On retouve aussi dans les Frères ennemis ces longs monologues sans nécessité, qu'il était d'usage de donner aux acteurs et aux actrices comme les morceaux les plus propres à les faire briller, et jusqu'à des stances dans le goût de celles de Polyeucte et d'Héraclius, espèce de hors-d'oeuvre qui est depuis long-temps banni de la scène, où il formait une disparate choquante, en mettant trop évidemment le poëte à la place du personnage. On y retrouve les déclamations, les maximes gratuitement odieuses, et même les raisonnemens alambiqués à la place du sentiment; défauts où Racine n'est jamais tombé depuis. Jocaste parle à ses deux fils à peu près comme Sabine dans les Horaces parle à son époux et à son beau-frère. Elle veut leur prouver en forme qu'ils doivent la tuer ; et remarquons, en passant, combien il y a quelquefois peu d'intervalle entre le faux et le vrai : que Jocaste, au désespoir de ne pouvoir fléchir ses deux fils, leur dise qu'il faudra qu'ils lui percent le sein avant de combattre; et qu'elle se jettera entre leurs épées, ce langage est convenable; mais qu'elle dise : Je suis de tous les deux la commune ennemie,

Puisque votre ennemi reçut de moì la vie.

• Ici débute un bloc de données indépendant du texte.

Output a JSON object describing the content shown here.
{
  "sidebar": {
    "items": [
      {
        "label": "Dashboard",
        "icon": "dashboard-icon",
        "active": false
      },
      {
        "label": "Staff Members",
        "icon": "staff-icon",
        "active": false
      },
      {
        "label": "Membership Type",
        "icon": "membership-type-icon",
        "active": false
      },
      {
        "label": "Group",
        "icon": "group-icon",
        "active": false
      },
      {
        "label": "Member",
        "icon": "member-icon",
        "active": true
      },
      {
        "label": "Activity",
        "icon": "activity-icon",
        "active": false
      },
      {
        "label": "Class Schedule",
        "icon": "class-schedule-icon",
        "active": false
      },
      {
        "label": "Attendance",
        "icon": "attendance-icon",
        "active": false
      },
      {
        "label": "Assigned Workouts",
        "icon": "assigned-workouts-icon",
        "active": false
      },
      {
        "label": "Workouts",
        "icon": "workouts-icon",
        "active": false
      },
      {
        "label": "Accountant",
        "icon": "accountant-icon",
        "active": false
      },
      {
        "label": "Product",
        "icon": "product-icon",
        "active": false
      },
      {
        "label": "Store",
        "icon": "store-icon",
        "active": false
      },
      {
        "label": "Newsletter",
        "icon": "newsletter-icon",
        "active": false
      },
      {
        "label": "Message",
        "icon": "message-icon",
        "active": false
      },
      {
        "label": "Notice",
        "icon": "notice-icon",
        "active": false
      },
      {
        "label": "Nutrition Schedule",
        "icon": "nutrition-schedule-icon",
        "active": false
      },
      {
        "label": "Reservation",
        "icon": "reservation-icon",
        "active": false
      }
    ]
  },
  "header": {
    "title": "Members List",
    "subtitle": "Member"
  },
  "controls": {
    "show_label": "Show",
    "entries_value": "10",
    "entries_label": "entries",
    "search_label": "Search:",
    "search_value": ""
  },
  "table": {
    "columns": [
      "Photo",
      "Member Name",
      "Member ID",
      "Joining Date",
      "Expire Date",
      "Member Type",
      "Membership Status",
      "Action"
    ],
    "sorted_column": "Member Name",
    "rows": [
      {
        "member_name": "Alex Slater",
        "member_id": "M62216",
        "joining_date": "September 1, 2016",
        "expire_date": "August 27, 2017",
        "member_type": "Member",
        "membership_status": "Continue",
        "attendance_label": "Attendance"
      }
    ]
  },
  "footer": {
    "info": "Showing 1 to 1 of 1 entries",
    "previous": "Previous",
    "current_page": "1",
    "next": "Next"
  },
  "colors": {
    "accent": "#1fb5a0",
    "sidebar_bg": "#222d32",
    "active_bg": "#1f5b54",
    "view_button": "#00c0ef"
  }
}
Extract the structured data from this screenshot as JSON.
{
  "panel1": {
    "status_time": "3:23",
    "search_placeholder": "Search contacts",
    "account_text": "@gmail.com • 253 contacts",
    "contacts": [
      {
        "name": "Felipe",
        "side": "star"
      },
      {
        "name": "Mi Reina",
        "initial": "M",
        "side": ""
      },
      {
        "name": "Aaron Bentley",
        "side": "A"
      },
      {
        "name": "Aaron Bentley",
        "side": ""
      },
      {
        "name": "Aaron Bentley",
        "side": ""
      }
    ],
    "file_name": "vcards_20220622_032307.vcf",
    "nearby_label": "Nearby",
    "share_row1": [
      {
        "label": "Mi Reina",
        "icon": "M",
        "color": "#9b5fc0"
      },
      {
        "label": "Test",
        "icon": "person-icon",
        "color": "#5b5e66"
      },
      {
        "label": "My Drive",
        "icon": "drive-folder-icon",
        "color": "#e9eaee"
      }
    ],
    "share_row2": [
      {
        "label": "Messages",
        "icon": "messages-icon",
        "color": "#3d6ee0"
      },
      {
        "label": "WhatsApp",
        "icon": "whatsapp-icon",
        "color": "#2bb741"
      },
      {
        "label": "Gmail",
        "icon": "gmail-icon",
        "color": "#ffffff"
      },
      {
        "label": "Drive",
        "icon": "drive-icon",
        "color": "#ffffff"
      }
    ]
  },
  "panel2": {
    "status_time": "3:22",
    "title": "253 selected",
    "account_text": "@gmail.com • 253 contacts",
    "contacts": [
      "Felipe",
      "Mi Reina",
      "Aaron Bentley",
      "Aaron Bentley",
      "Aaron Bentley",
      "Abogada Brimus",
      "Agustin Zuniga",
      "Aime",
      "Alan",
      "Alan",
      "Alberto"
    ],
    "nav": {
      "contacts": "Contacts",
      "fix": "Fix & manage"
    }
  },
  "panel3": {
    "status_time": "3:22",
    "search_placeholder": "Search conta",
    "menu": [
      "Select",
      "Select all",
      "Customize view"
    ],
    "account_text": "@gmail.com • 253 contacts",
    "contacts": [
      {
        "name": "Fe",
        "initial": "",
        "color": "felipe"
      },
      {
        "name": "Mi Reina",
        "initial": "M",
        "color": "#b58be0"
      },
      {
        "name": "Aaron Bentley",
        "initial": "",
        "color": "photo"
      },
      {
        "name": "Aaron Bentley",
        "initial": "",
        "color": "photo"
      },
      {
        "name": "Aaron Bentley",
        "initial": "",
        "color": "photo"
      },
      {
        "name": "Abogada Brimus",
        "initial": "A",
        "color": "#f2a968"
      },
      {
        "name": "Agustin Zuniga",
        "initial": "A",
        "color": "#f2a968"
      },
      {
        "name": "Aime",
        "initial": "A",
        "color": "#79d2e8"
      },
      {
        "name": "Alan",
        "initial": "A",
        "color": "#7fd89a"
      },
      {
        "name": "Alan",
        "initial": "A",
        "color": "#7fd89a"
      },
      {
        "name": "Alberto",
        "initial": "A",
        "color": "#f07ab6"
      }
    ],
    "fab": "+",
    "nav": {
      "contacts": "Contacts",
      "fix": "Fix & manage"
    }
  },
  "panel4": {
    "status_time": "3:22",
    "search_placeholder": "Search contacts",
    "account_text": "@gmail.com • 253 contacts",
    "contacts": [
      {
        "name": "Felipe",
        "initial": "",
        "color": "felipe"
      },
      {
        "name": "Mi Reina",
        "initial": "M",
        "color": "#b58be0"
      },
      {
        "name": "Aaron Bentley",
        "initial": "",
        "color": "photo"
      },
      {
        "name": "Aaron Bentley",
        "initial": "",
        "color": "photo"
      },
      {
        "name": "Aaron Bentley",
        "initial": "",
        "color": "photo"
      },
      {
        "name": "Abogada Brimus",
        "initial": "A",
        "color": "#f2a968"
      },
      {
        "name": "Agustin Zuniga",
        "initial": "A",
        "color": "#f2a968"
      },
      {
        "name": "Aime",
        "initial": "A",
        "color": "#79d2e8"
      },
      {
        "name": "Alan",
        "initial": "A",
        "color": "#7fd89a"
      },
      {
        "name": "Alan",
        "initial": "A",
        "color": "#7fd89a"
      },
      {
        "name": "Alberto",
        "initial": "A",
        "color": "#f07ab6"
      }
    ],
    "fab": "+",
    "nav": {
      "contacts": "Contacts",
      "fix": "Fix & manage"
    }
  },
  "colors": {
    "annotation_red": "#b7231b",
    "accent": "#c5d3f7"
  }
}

Cet ennemi sans moi ne verrait pas le jour ;

S'il meurt, ne faut-il pas que je meure à mon tour?
N'en doutez point, sa mort me doit être commune:

Il faut en donner deux, ou n'en donner pas une.

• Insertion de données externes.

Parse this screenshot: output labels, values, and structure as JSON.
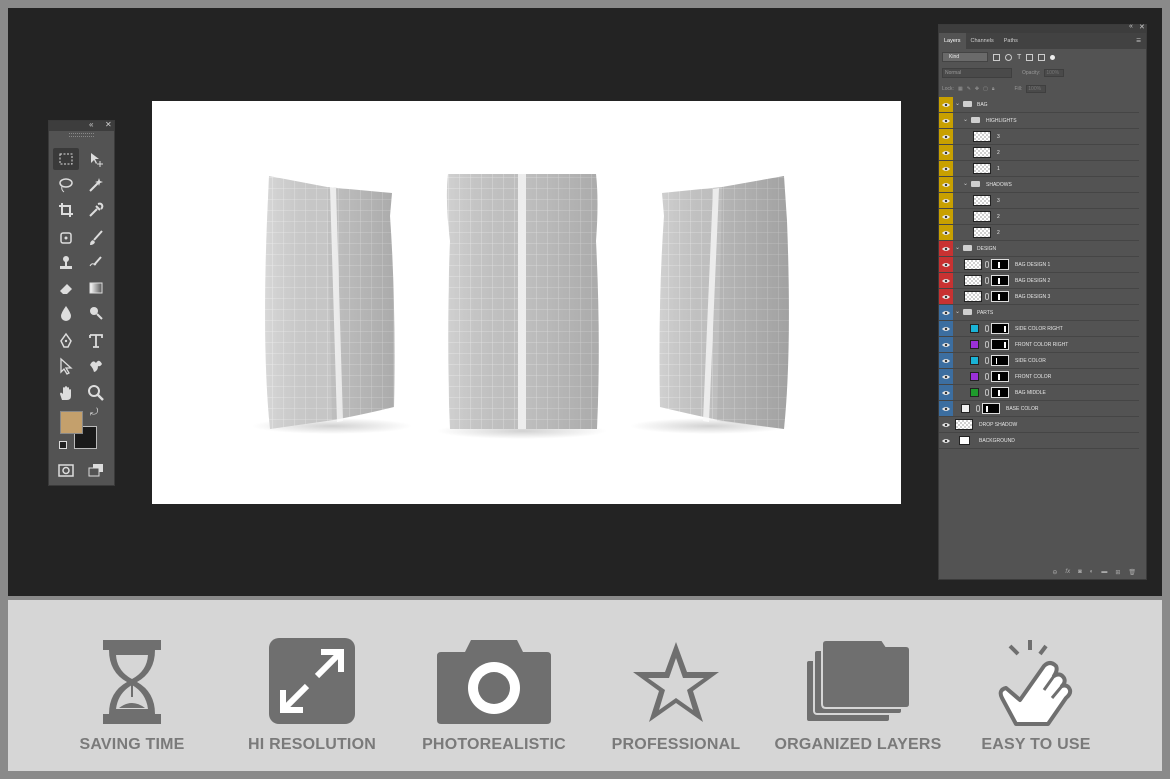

Ces subtilités sont beaucoup trop ingénieuses. Ce n'est pas le langage de la douleur; elle n'a pas assez d'esprit pour faire de pareils sophismes: cet esprit paraissait alors quelque chose de brillant; mais il ne faut qu'un moment de réflexion pour sentir combien il est faux.

Les Frères ennemis eurent pourtant quelque succès, et ce coup d'essai n'est pas sans beautés. La haine des deux frères est peinte avec énergie et la scène de l'entrevue est très-bien traitée. Le poëte a eu l'art de nuancer deux caractères dominés par un même sentiment, et ce mérite seul suffisait pour annoncer le talent dramatique que le judicieux Molière aperçut et encouragea dans le premier ouvrage de Kacine. Polynice a plus de noblesse et de fierté, Etéocle plus de férocité et de fureur. Quand Jocaste représente à Polynice qu'Etéocle s'est fait aimer du peuple depuis qu'il regne dans Thèbes, le prince répond :

C'est un tyran qu'on aime,
Qui par cent lâchetés tâche à se maintenir
Au rang où par la force il a su parvenir ;
Et son orgueil le rend, par un effet contraire,
Esclave de son peuple et tyran de son frère.
Pour commander tout seul il veut bien obéir,
Et se fait mépriser pour me faire haïr.